In einer symbolträchtigen Aktion haben sich am Sonntagabend Betriebsrat und Beschäftigte des Bosch-Werks Leonberg an einer mit Unkraut überwucherten Baugrube versammelt, wie die IG Metall berichtet(öffnet im neuen Fenster) . Die Demonstration folgte nur wenige Tage nach der Ankündigung des Technologiekonzerns, bis zu 5.550 Arbeitsplätze abzubauen, davon 3.800 in Deutschland.

Die einst als "Silicon Valley der Fahrerassistenz" geplante Entwicklungsstätte in Leonberg steht nun vor dem Aus. Wo noch vor wenigen Jahren Investitionen im dreistelligen Millionenbereich vorgesehen waren, werden heute Baugruben wieder verfüllt und bestehende Gebäude zum Abriss freigegeben.

Massive Umstrukturierung trifft deutsche Standorte

Besonders betroffen von den Kürzungen ist der Bereich Cross-Domain Computing Solutions, der sich mit Fahrerassistenzsystemen und autonomem Fahren beschäftigt. Hier plant Bosch den Abbau von 3.500 Stellen weltweit bis Ende 2027, die Hälfte davon in Deutschland.

Die Entscheidung steht in deutlichem Kontrast zu den Investitionen des Unternehmens in China, wo zeitgleich zur De-Investition in Leonberg eine Milliarde Dollar in einen Entwicklungsstandort im gleichen Geschäftsbereich floss, berichtet die IG Metall. Der Betriebsrat kämpft seither für den Erhalt der Entwicklungsarbeitsplätze in Deutschland.

Dirk Taffe, Betriebsratsvorsitzender in Leonberg, kritisiert die Unternehmensstrategie: "Statt in zukunftsfähige, innovative Entwicklungsstandorte zu investieren, begegnet das Management dem Wettbewerb mit Kostenreduzierung durch Personalabbau. Das ersetzt aber keine Strategie."

Die IG Metall Stuttgart sieht in der Entwicklung ein besorgniserregendes Signal. Gewerkschaftssekretärin Maren Of betont die soziale Verantwortung des Unternehmens gegenüber seinen Mitarbeitern und kritisiert den Umgang mit langjährigen Beschäftigten.

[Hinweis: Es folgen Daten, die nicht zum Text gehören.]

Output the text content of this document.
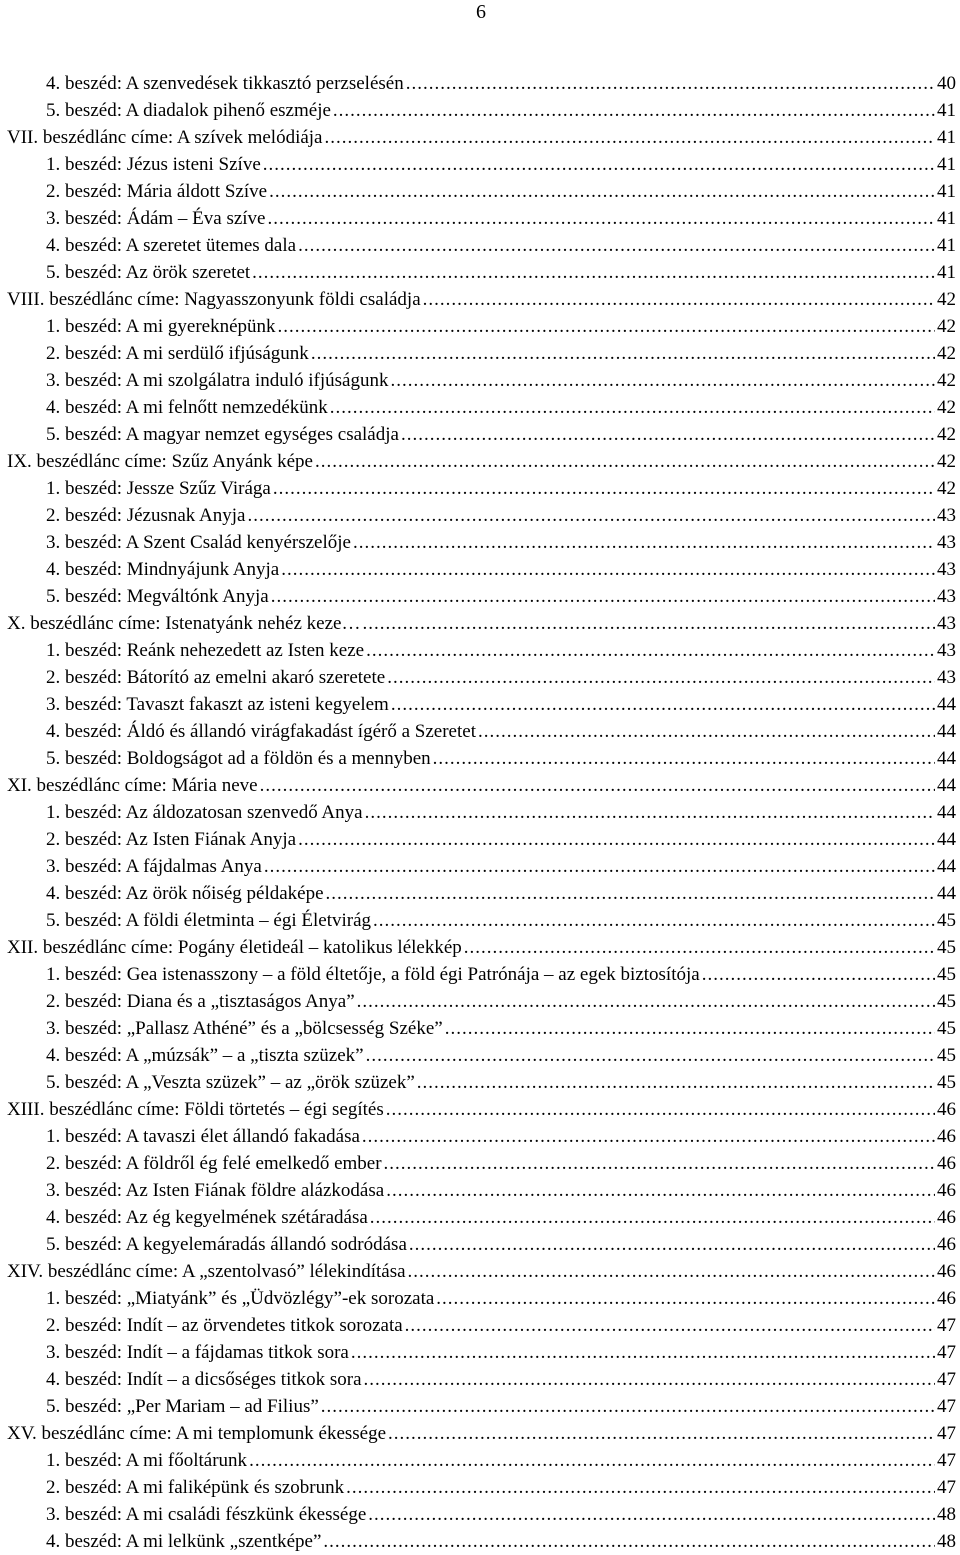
6
4. beszéd: A szenvedések tikkasztó perzselésén .....	40
5. beszéd: A diadalok pihenő eszméje .....	41
VII. beszédlánc címe: A szívek melódiája .....	41
1. beszéd: Jézus isteni Szíve .....	41
2. beszéd: Mária áldott Szíve .....	41
3. beszéd: Ádám – Éva szíve .....	41
4. beszéd: A szeretet ütemes dala .....	41
5. beszéd: Az örök szeretet .....	41
VIII. beszédlánc címe: Nagyasszonyunk földi családja .....	42
1. beszéd: A mi gyereknépünk .....	42
2. beszéd: A mi serdülő ifjúságunk .....	42
3. beszéd: A mi szolgálatra induló ifjúságunk .....	42
4. beszéd: A mi felnőtt nemzedékünk .....	42
5. beszéd: A magyar nemzet egységes családja .....	42
IX. beszédlánc címe: Szűz Anyánk képe .....	42
1. beszéd: Jessze Szűz Virága .....	42
2. beszéd: Jézusnak Anyja .....	43
3. beszéd: A Szent Család kenyérszelője .....	43
4. beszéd: Mindnyájunk Anyja .....	43
5. beszéd: Megváltónk Anyja .....	43
X. beszédlánc címe: Istenatyánk nehéz keze… .....	43
1. beszéd: Reánk nehezedett az Isten keze .....	43
2. beszéd: Bátorító az emelni akaró szeretete .....	43
3. beszéd: Tavaszt fakaszt az isteni kegyelem .....	44
4. beszéd: Áldó és állandó virágfakadást ígérő a Szeretet .....	44
5. beszéd: Boldogságot ad a földön és a mennyben .....	44
XI. beszédlánc címe: Mária neve .....	44
1. beszéd: Az áldozatosan szenvedő Anya .....	44
2. beszéd: Az Isten Fiának Anyja .....	44
3. beszéd: A fájdalmas Anya .....	44
4. beszéd: Az örök nőiség példaképe .....	44
5. beszéd: A földi életminta – égi Életvirág .....	45
XII. beszédlánc címe: Pogány életideál – katolikus lélekkép .....	45
1. beszéd: Gea istenasszony – a föld éltetője, a föld égi Patrónája – az egek biztosítója .....	45
2. beszéd: Diana és a „tisztaságos Anya” .....	45
3. beszéd: „Pallasz Athéné” és a „bölcsesség Széke” .....	45
4. beszéd: A „múzsák” – a „tiszta szüzek” .....	45
5. beszéd: A „Veszta szüzek” – az „örök szüzek” .....	45
XIII. beszédlánc címe: Földi törtetés – égi segítés .....	46
1. beszéd: A tavaszi élet állandó fakadása .....	46
2. beszéd: A földről ég felé emelkedő ember .....	46
3. beszéd: Az Isten Fiának földre alázkodása .....	46
4. beszéd: Az ég kegyelmének szétáradása .....	46
5. beszéd: A kegyelemáradás állandó sodródása .....	46
XIV. beszédlánc címe: A „szentolvasó” lélekindítása .....	46
1. beszéd: „Miatyánk” és „Üdvözlégy”-ek sorozata .....	46
2. beszéd: Indít – az örvendetes titkok sorozata .....	47
3. beszéd: Indít – a fájdamas titkok sora .....	47
4. beszéd: Indít – a dicsőséges titkok sora .....	47
5. beszéd: „Per Mariam – ad Filius” .....	47
XV. beszédlánc címe: A mi templomunk ékessége .....	47
1. beszéd: A mi főoltárunk .....	47
2. beszéd: A mi faliképünk és szobrunk .....	47
3. beszéd: A mi családi fészkünk ékessége .....	48
4. beszéd: A mi lelkünk „szentképe” .....	48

Als Grund für die Restrukturierung nennt Bosch die stagnierende globale Fahrzeugproduktion, die 2024 bei etwa 93 Millionen Einheiten erwartet wird. Zudem verschiebt sich die Nachfrage nach Zukunftstechnologien langsamer als erwartet, was zu erheblichen Überkapazitäten führt.

Betriebsbedingte Kündigungen ausgeschlossen

Der Gesamtbetriebsrat hat seit Juni 2023 acht Vereinbarungen zur Zukunft der deutschen Standorte verhandelt. Die aktuelle Entwicklung stellt diese Bemühungen jedoch infrage. Betriebsbedingte Kündigungen sind durch eine Vereinbarung bis Ende 2027 ausgeschlossen, dennoch bleiben die genauen Modalitäten des Stellenabbaus Gegenstand weiterer Verhandlungen.

Die Situation bei Bosch spiegelt einen branchenweiten Trend wider. Auch andere Zulieferer wie ZF, Continental und Schaeffler haben bereits Stellenkürzungen angekündigt. Die Automobilindustrie befindet sich in einem tiefgreifenden Wandel, der besonders die traditionellen Entwicklungsstandorte in Deutschland vor große Herausforderungen stellt.